The final speaker, Jennifer Carter, the manager of advocacy and community relations at the Alzheimer’s Association, urged the audience to take Alzheimer’s as an opportunity for advocacy and gave important tips to individuals wishing to change the way public policy treats Alzheimer’s disease.

It is not surprising that each of the speakers has dealt with Alzheimer’s in some capacity, since approximately 5.5 million Americans live with this disease today, and it is the sixth leading cause of death in America. With statistics like those, it is likely that everyone has been affected or at least knows someone who has been affected by the disease. As someone who understands the disease from a firsthand perspective, because my grandparents live with Alzheimer’s, I was inspired to hear other people’s stories and the progress that is being made to make the lives of people with Alzheimer’s better.

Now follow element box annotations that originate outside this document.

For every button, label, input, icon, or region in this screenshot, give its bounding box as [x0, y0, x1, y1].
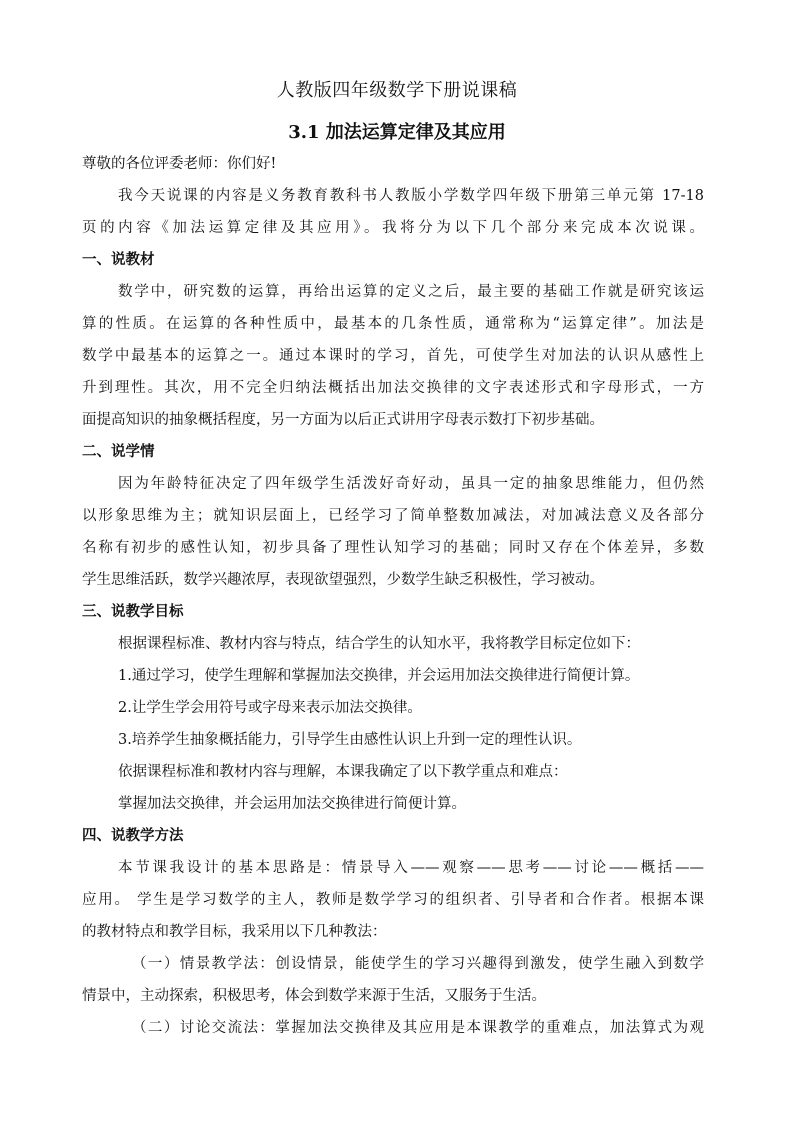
- paragraph-line: 依据课程标准和教材内容与理解，本课我确定了以下教学重点和难点：: [118, 764, 568, 780]
- paragraph-line: 以形象思维为主；就知识层面上，已经学习了简单整数加减法，对加减法意义及各部分: [82, 508, 704, 524]
- intro-line: 我今天说课的内容是义务教育教科书人教版小学数学四年级下册第三单元第 17-18: [118, 188, 704, 204]
- paragraph-line: 掌握加法交换律，并会运用加法交换律进行简便计算。: [118, 796, 466, 812]
- paragraph-line: 本节课我设计的基本思路是：情景导入——观察——思考——讨论——概括——: [118, 860, 704, 876]
- paragraph-line: 算的性质。在运算的各种性质中，最基本的几条性质，通常称为“运算定律”。加法是: [82, 316, 704, 332]
- paragraph-line: 1.通过学习，使学生理解和掌握加法交换律，并会运用加法交换律进行简便计算。: [118, 668, 640, 684]
- paragraph-line: 因为年龄特征决定了四年级学生活泼好奇好动，虽具一定的抽象思维能力，但仍然: [118, 476, 704, 492]
- section-heading: 二、说学情: [82, 443, 155, 460]
- paragraph-line: 情景中，主动探索，积极思考，体会到数学来源于生活，又服务于生活。: [82, 988, 546, 1004]
- paragraph-line: 应用。 学生是学习数学的主人，教师是数学学习的组织者、引导者和合作者。根据本课: [82, 892, 704, 908]
- paragraph-line: （二）讨论交流法：掌握加法交换律及其应用是本课教学的重难点，加法算式为观: [132, 1020, 704, 1036]
- paragraph-line: 数学中，研究数的运算，再给出运算的定义之后，最主要的基础工作就是研究该运: [118, 284, 704, 300]
- section-heading: 四、说教学方法: [82, 827, 184, 844]
- paragraph-line: 面提高知识的抽象概括程度，另一方面为以后正式讲用字母表示数打下初步基础。: [82, 412, 604, 428]
- paragraph-line: 数学中最基本的运算之一。通过本课时的学习，首先，可使学生对加法的认识从感性上: [82, 348, 704, 364]
- paragraph-line: 3.培养学生抽象概括能力，引导学生由感性认识上升到一定的理性认识。: [118, 732, 582, 748]
- section-heading: 一、说教材: [82, 251, 155, 268]
- paragraph-line: 的教材特点和教学目标，我采用以下几种教法：: [82, 924, 387, 940]
- document-subtitle: 3.1 加法运算定律及其应用: [288, 122, 506, 143]
- paragraph-line: 根据课程标准、教材内容与特点，结合学生的认知水平，我将教学目标定位如下：: [118, 636, 640, 652]
- paragraph-line: （一）情景教学法：创设情景，能使学生的学习兴趣得到激发，使学生融入到数学: [132, 956, 704, 972]
- paragraph-line: 升到理性。其次，用不完全归纳法概括出加法交换律的文字表述形式和字母形式，一方: [82, 380, 704, 396]
- paragraph-line: 学生思维活跃，数学兴趣浓厚，表现欲望强烈，少数学生缺乏积极性，学习被动。: [82, 572, 604, 588]
- document-title: 人教版四年级数学下册说课稿: [276, 80, 518, 101]
- paragraph-line: 名称有初步的感性认知，初步具备了理性认知学习的基础；同时又存在个体差异，多数: [82, 540, 704, 556]
- paragraph-line: 2.让学生学会用符号或字母来表示加法交换律。: [118, 700, 422, 716]
- section-heading: 三、说教学目标: [82, 603, 184, 620]
- greeting: 尊敬的各位评委老师：你们好!: [82, 156, 277, 172]
- intro-line: 页的内容《加法运算定律及其应用》。我将分为以下几个部分来完成本次说课。: [82, 220, 704, 236]
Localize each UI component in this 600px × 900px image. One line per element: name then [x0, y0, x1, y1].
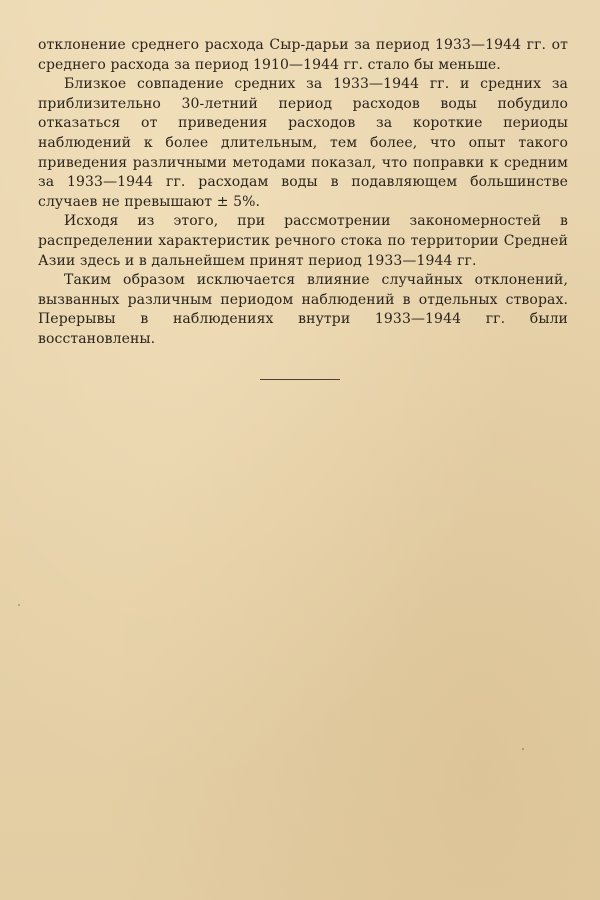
paragraph-3: Исходя из этого, при рассмотрении закономерностей в распределении характеристик речного стока по территории Средней Азии здесь и в дальнейшем принят период 1933—1944 гг.: [38, 213, 568, 269]
paragraph-4: Таким образом исключается влияние случайных отклонений, вызванных различным периодом наблюдений в отдельных створах. Перерывы в наблюдениях внутри 1933—1944 гг. были восстановлены.: [38, 272, 568, 347]
section-end-divider: [260, 379, 340, 380]
paragraph-1: отклонение среднего расхода Сыр-дарьи за период 1933—1944 гг. от среднего расхода за период 1910—1944 гг. стало бы меньше.: [38, 37, 568, 73]
paper-speck: [522, 748, 524, 750]
paragraph-2: Близкое совпадение средних за 1933—1944 гг. и средних за приблизительно 30-летний период расходов воды побудило отказаться от приведения расходов за короткие периоды наблюдений к более длительным, тем более, что опыт такого приведения различными методами показал, что поправки к средним за 1933—1944 гг. расходам воды в подавляющем большинстве случаев не превышают ± 5%.: [38, 76, 568, 210]
paper-speck: [18, 604, 20, 606]
document-page: [38, 36, 568, 350]
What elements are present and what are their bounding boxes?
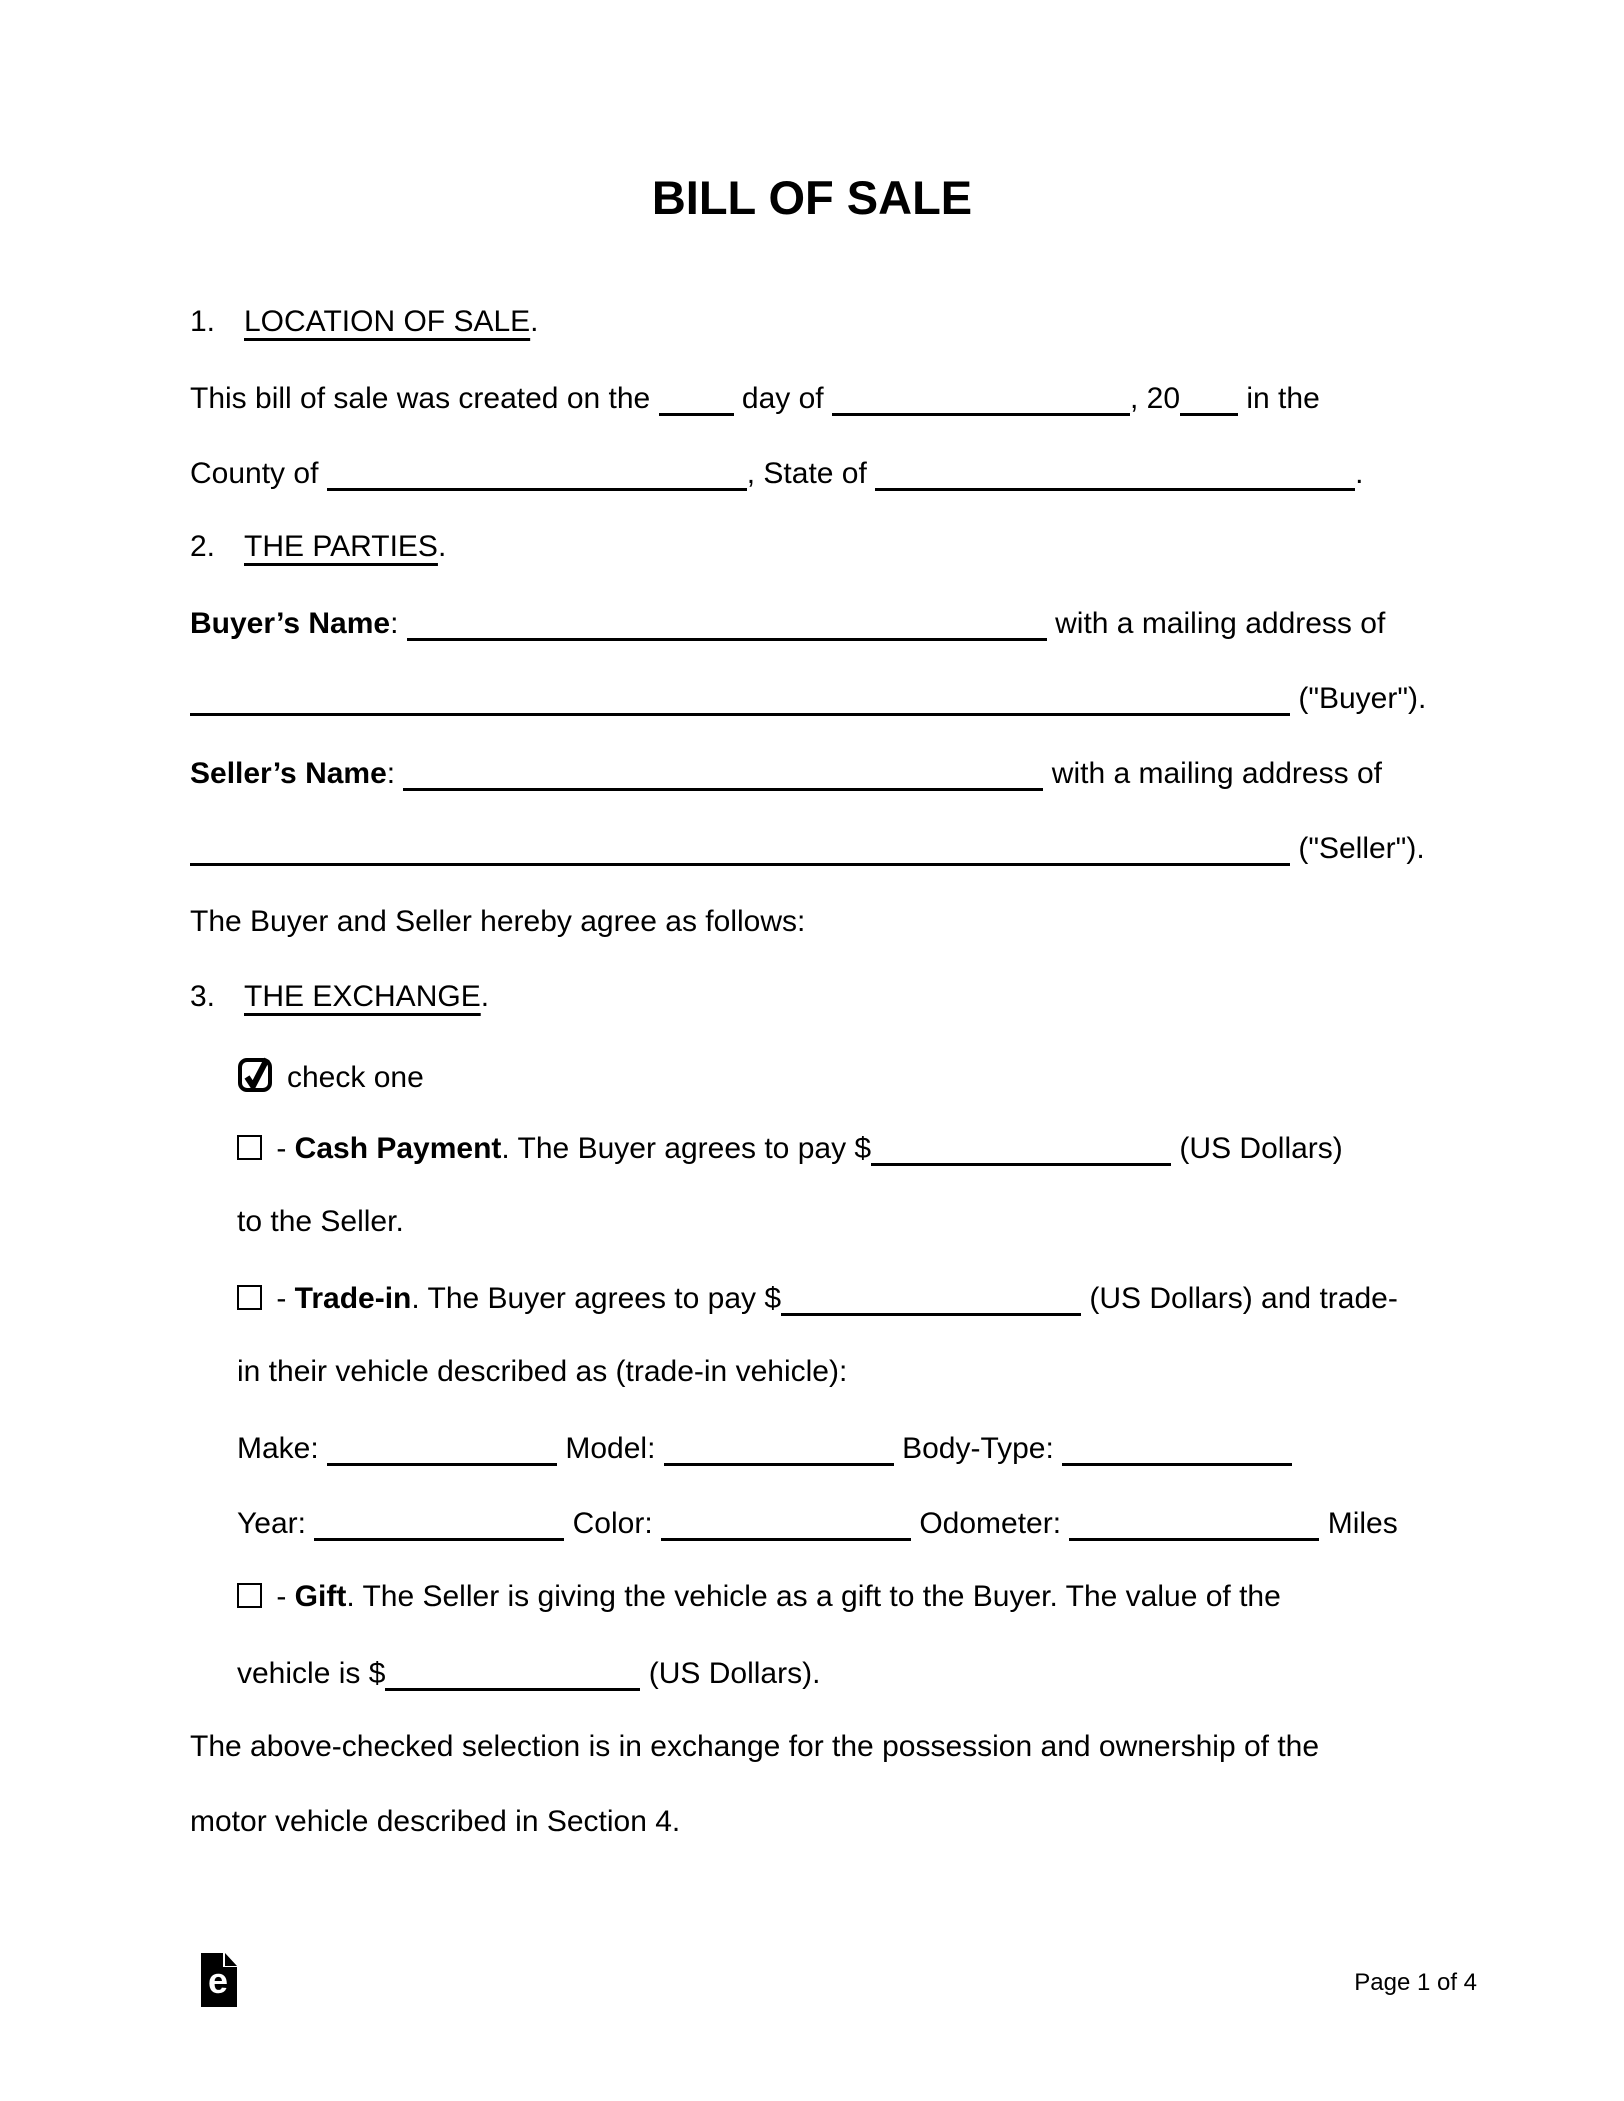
gift-line [190, 1577, 1487, 1617]
section-heading: LOCATION OF SALE [244, 305, 531, 338]
text-segment: - [268, 1132, 295, 1165]
bold-label: Cash Payment [294, 1132, 502, 1165]
cash-payment-line [190, 1127, 1487, 1169]
vehicle-year-blank[interactable] [314, 1502, 564, 1541]
buyer-name-line [190, 602, 1440, 644]
text-segment: : [390, 607, 407, 640]
buyer-address-blank[interactable] [190, 677, 1290, 716]
bold-label: Trade-in [294, 1282, 412, 1315]
text-segment: , 20 [1129, 382, 1181, 415]
text-segment: Color: [564, 1507, 661, 1540]
eforms-logo-icon [201, 1953, 237, 2007]
text-segment: vehicle is $ [237, 1657, 386, 1690]
date-line [190, 377, 1440, 419]
vehicle-desc-line-1 [190, 1427, 1487, 1469]
seller-address-line [190, 827, 1440, 869]
text-segment: Make: [237, 1432, 328, 1465]
trade-in-amount-blank[interactable] [781, 1277, 1081, 1316]
text-segment: day of [733, 382, 832, 415]
vehicle-desc-line-2 [190, 1502, 1487, 1544]
exchange-summary-line-2 [190, 1802, 1440, 1842]
text-segment: in their vehicle described as (trade-in vehicle): [237, 1355, 848, 1388]
text-segment: This bill of sale was created on the [190, 382, 659, 415]
county-state-line [190, 452, 1440, 494]
gift-value-blank[interactable] [385, 1652, 640, 1691]
cash-amount-blank[interactable] [871, 1127, 1171, 1166]
text-segment: . [530, 305, 539, 338]
seller-name-blank[interactable] [403, 752, 1043, 791]
text-segment: motor vehicle described in Section 4. [190, 1805, 681, 1838]
buyer-address-line [190, 677, 1440, 719]
cash-payment-checkbox[interactable] [237, 1135, 262, 1160]
trade-in-checkbox[interactable] [237, 1285, 262, 1310]
text-segment: ("Buyer"). [1290, 682, 1427, 715]
section-1-heading [190, 302, 1440, 342]
section-3-heading [190, 977, 1440, 1017]
text-segment: Year: [237, 1507, 315, 1540]
section-2-heading [190, 527, 1440, 567]
text-segment: ("Seller"). [1290, 832, 1425, 865]
bold-label: Buyer’s Name [190, 607, 391, 640]
section-heading: THE PARTIES [244, 530, 438, 563]
page-title: BILL OF SALE [651, 171, 973, 224]
trade-in-line-2 [190, 1352, 1487, 1392]
text-segment: . The Buyer agrees to pay $ [411, 1282, 782, 1315]
seller-name-line [190, 752, 1440, 794]
page-number: Page 1 of 4 [1354, 1969, 1477, 1996]
text-segment: (US Dollars). [640, 1657, 821, 1690]
exchange-summary-line-1 [190, 1727, 1440, 1767]
make-blank[interactable] [327, 1427, 557, 1466]
text-segment: . [1355, 457, 1364, 490]
seller-address-blank[interactable] [190, 827, 1290, 866]
section-number: 1. [190, 305, 216, 338]
text-segment: (US Dollars) [1171, 1132, 1343, 1165]
text-segment: with a mailing address of [1046, 607, 1386, 640]
check-one-checkbox[interactable] [237, 1052, 273, 1105]
text-segment: , State of [746, 457, 876, 490]
text-segment: (US Dollars) and trade- [1081, 1282, 1398, 1315]
text-segment: to the Seller. [237, 1205, 404, 1238]
text-segment: check one [287, 1061, 424, 1094]
month-blank[interactable] [832, 377, 1130, 416]
text-segment: in the [1238, 382, 1320, 415]
text-segment: Model: [557, 1432, 664, 1465]
section-number: 2. [190, 530, 216, 563]
body-type-blank[interactable] [1062, 1427, 1292, 1466]
text-segment: Body-Type: [893, 1432, 1063, 1465]
year-blank[interactable] [1180, 377, 1238, 416]
text-segment: . [437, 530, 447, 563]
section-number: 3. [190, 980, 216, 1013]
text-segment: with a mailing address of [1043, 757, 1382, 790]
color-blank[interactable] [661, 1502, 911, 1541]
text-segment: - [268, 1282, 295, 1315]
bold-label: Seller’s Name [190, 757, 387, 790]
text-segment: - [268, 1580, 295, 1613]
text-segment: Miles [1319, 1507, 1398, 1540]
bold-label: Gift [294, 1580, 347, 1613]
text-segment: The above-checked selection is in exchange for the possession and ownership of the [190, 1730, 1320, 1763]
day-blank[interactable] [659, 377, 734, 416]
odometer-blank[interactable] [1069, 1502, 1319, 1541]
agreement-line [190, 902, 1440, 942]
check-one-line [190, 1052, 1487, 1105]
gift-line-2 [190, 1652, 1487, 1694]
text-segment: Odometer: [911, 1507, 1070, 1540]
county-blank[interactable] [327, 452, 747, 491]
text-segment: The Buyer and Seller hereby agree as follows: [190, 905, 806, 938]
cash-payment-line-2 [190, 1202, 1487, 1242]
buyer-name-blank[interactable] [407, 602, 1047, 641]
text-segment: . [480, 980, 490, 1013]
trade-in-line [190, 1277, 1487, 1319]
text-segment: . The Seller is giving the vehicle as a gift to the Buyer. The value of the [346, 1580, 1281, 1613]
model-blank[interactable] [664, 1427, 894, 1466]
svg-text:e: e [207, 1960, 229, 2001]
state-blank[interactable] [875, 452, 1355, 491]
text-segment: . The Buyer agrees to pay $ [501, 1132, 872, 1165]
text-segment: : [386, 757, 404, 790]
section-heading: THE EXCHANGE [244, 980, 481, 1013]
text-segment: County of [190, 457, 327, 490]
gift-checkbox[interactable] [237, 1583, 262, 1608]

During the intermission, I spoke with an Alzheimer’s Buddy named Tamanna Hossin, a senior in Eliot, who joined the group last spring. Like the rest of the Buddies at the symposium, Hossin donned a shirt that read “Ask Me About My Buddy!”, so I obliged. Hossin told me all about her ninety-two year-old Buddy named Venetia who, Hossin bragged, has an excellent sense of humor. Hossin explained that despite the challenges of building a relationship with someone who has Alzheimer’s, “as long as there’s a smile on her face at the end of the day, it was worth it.”

During this three-hour symposium, speakers and guests alike grappled with the most recent and pressing developments regarding Alzheimer’s disease. Alzheimer’s is a peculiar disease — it’s not like a cold or the flu that you can take some medicine for and eventually get better. Unfortunately, Alzheimer’s itself doesn’t get better. However, last weekend, a group of individuals gathered together and formed a community dedicated to ensuring that each person living with Alzheimer’s could be guaranteed to have a few better moments each day.